Les patients hospitalisés au sein de la clinique peuvent bénéficier de cinq séances d’une heure et demi par semaine en musicothérapie réceptive. Les groupes formés sont à caractère ouvert et les participants sont invités à utiliser la musique comme médiateur dans la relation thérapeutique. En effet en musicothérapie, l’approche de la musique n’a pas un but occupationnel ni culturel mais ce qu’elle suscite chez le patient devra être mis en mots et devenir une parole thérapeutique. Pour J. Assabgui : « En psychiatrie comme en médecine, les symptômes manifestent une souffrance, mais dans les névroses comme dans les psychoses, c’est une souffrance qui vient à la place d’une parole qui n’a pas trouvé à se dire. »1
La musique, la salle de musicothérapie, la ponctualité des séances sont autant d’éléments qui peuvent représenter une réalité structurante qui fait souvent défaut aux malades.

3.6. L’atelier de chant choral

Cette activité de groupe se déroule dans la salle de musicothérapie de la clinique et est ouverte à tous les patients qui désirent y participer (y compris pour les patients qui fréquentent le C.A.T.T.P.). L’activité se présente sous la forme d’une chorale, au sein de laquelle les patients sont invités à choisir chacun à son tour dans un vaste répertoire de chansons françaises, et à chanter, accompagnés par le musicothérapeute au piano ainsi que, lorsque j’effectuais mon stage, à la guitare.
Chaque patient s’investit comme il le souhaite dans sa façon de chanter. Ainsi certains susurrent les paroles, d’autres chantent à gorge déployée.
Le chant nécessite une préoccupation du corps tout entier et procure une sensation physique importante.
De plus chanter favorise le développement d’une écoute plus précise, vis-à-vis de l’ensemble du groupe mais aussi de sa production personnelle.

On peut imaginer que l’enjeu physique de chacun au sein d’un groupe en favorise la cohésion, jusqu’à renforcer l’illusion groupale et aborder ainsi un ressenti quelque peu oublié par certains dont les conduites sociales sont parfois proches de l’isolement.
Au fil des séances, l’animation d’une chorale peut se transformer en prise en charge d’une relation thérapeutique.
En effet l’évolution du comportement d’un patient, de son investissement, de ce qui l’ anime, sont observables et à prendre en compte. Le discours du patient engendré par le choix d’une chanson, après la chanson, après le départ du groupe, varie au fil des semaines et son contenu peut être révélateur de changements.
Tout s’observe : les commentaires , les regards des autres, le regard sur les autres, ou bien le patient qui ne chante pas…
Cette expérience m’est apparue particulièrement intéressante car ces séances semblaient mobiliser une présence active de chacun d’entre nous vers un même objectif : se procurer un plaisir engendré par les vibrations sonores de notre musique.

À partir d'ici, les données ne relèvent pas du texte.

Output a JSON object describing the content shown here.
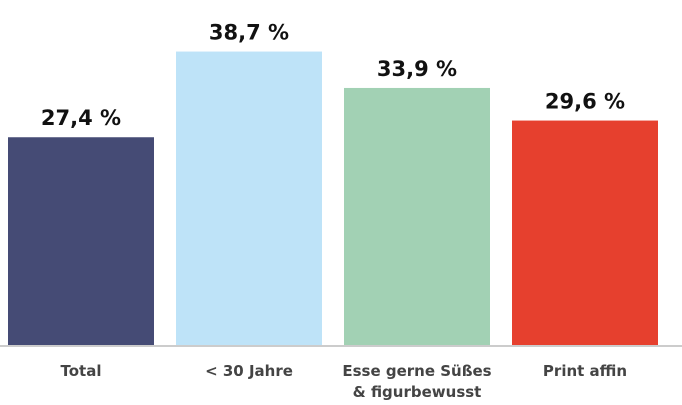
{
  "chart_data": {
    "type": "bar",
    "categories": [
      "Total",
      "< 30 Jahre",
      "Esse gerne Süßes\n& figurbewusst",
      "Print affin"
    ],
    "values": [
      27.4,
      38.7,
      33.9,
      29.6
    ],
    "value_labels": [
      "27,4 %",
      "38,7 %",
      "33,9 %",
      "29,6 %"
    ],
    "colors": [
      "#454b75",
      "#bee3f8",
      "#a2d1b4",
      "#e6402e"
    ],
    "ylim": [
      0,
      45.5
    ]
  }
}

Les couleurs des textes revêtaient aussi beaucoup d’importance, surtout chez certaines personnes dont la sensibilité s’exacerbait pendant ces moments là.
Le chant peut apparaître comme un espace libre, social, éducatif et au-delà thérapeutique. En effet pour certains , du chant peut naître une parole thérapeutique. Celle-ci se manifestera plus fortement lors des séances de musicothérapie réceptive et un changement dans la relation entre le thérapeute et le patient sera observable. Ce dernier établira peut être un lien social plus fort au sein de la clinique , et cette lente transformation personnelle conduira à un changement du regard de l’équipe thérapeutique sur lui.

3.7. Les autres activités de groupe

La clinique se voulant ouverte, elle favorise les sorties. Celles-ci font donc partie de la prise en charge des patients. Elles peuvent être de trois sortes : individuelles, de groupe à caractère répétitif ou de groupe à caractère exceptionnel.
Les sorties individuelles sont autorisées pour une grande majorité de patients, elles leur permettent d’aller « faire un tour en ville » ou de retrouver quelques heures un proche dans un cadre hors clinique.
Les sorties de groupe organisées par l’équipe soignante sont à visée culturelle ou de loisir, et sont autant d’occasions pour les patients de sortir du cadre clinique dans lequel certains vivent en permanence.